La guerre a transformé cette abondance insolente en barricades ridicules derrière lesquels tremblent des troupes clairsemées. Femmes et enfants flottent dans l’uniforme bleu liseré d’or. Probablement conscrits à la dernière minute… Une fois l’armée régulière massacrée.

Tuez-les.

Ces yeux rougis, peut-être ceux d’une sœur ; cette garde tressaillante, mal assurée, peut-être un grand-père ; cette bouche tordue de gravité, celle d’une mère. Peu importe au profanateur, ma lame tranche.

Elle évide, elle décapite, elle taille, elle empale, elle éviscère, elle répand terreur et hurlements. Mes bras nécrosés font de nouveaux orphelins ou veufs. Inexorablement, sans répit, sans relâche, les morts ne connaissent pas la fatigue.

Pitié, Seigneur Valgrian, laissez votre lumière percer la nuit et m’aveugler pour que tout ce sang disparaisse ! Ô Seigneur, pourquoi nous laissez-vous endurer ces souffrances ? N’étiez-vous pas là pour préserver notre trépas ?

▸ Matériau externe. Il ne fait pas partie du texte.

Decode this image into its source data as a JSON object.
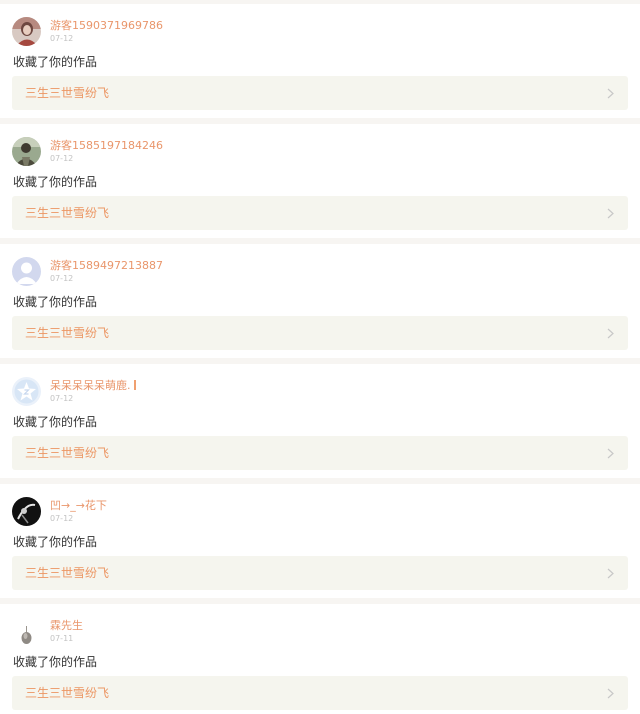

Non, Valgrian ne répondra pas. Valgrian n’existe pas. Les Dieux n’existent pas. Ou s’ils existent, pourquoi se soucieraient-ils du sort des Hommes ?

Tuez-les.

Ce dieu-là existe, cette magie-là est réelle, et tant que le profanateur respirera, rien ni personne ne pourra…

— Albérich !

L’homme qui m’a interpellé croule sous le poids des années et de la peine. Je sais pourtant qu’il est moins âgé que ce que son crâne dégarni et ses joues creusées laissent paraître. Nous avons passé du temps ensemble, autrefois. Un apprentissage des enseignements de la lumière sous le soleil de Himmes. L’herbe grasse du Parc circulaire me chatouillait la nuque, tandis que mes mains jouaient avec une samare d’érable. Un rire communicatif s’est échappé de sa gorge quand j’ai lancé la graine à l’assaut des cieux. Lui aussi rêvait de voyager ; moi, le bonheur dans ses yeux me suffisait, j’y voyais la grâce de Valgrian.

Aujourd’hui éteinte alors qu’il me dévisage avec horreur.

— Marcus !

J’aurais aimé être celui qui prononce son nom ; une femme l’a arraché à mes lèvres scellées. Mate de peau, bâtie comme une montagne dans son armure noircie, elle s’érige entre moi et Marcus. Un obstacle pour m’empêcher de rejoindre mon ami. Non… Le signe que j’attendais de Valgrian, un rempart pour me garder de nouvelles atrocités.

— Laisse-moi, Rachel ! C’est Albérich, il faut l’aider !

Les larmes envahissent les yeux de mon camarade. Je m’avance, prêt à les essuyer, encore égaré dans mes remembrances de chevalier de la Lumière. Rachel le tracte en arrière.

— C’est fini, Marcus. Il est mort. C’est son corps, mais il n’y a plus rien d’Albérich là-dessous.

Un râle de récrimination expire de ma bouche.

Tue-les.

Je m’élance, épée au clair, ne sachant plus si je dois rassurer Marcus ou le pourfendre. Le fil d’une lame tranche la question. La scène bascule, tournoie. Ma tête dégringole en solitaire à mes pieds et s'échoue dans la terre humide.

Rachel rengaine sa rapière ensanglantée et tire derrière elle un Marcus au désespoir. Bientôt, mon ami disparaît sous la cohue d’une nouvelle charge de morts. Leurs bottes écrasent mon visage sans considération et le maculent de boue.

Merci Valgrian. Au moins, je ne verrai pas Juvélys tomber au lever du jour.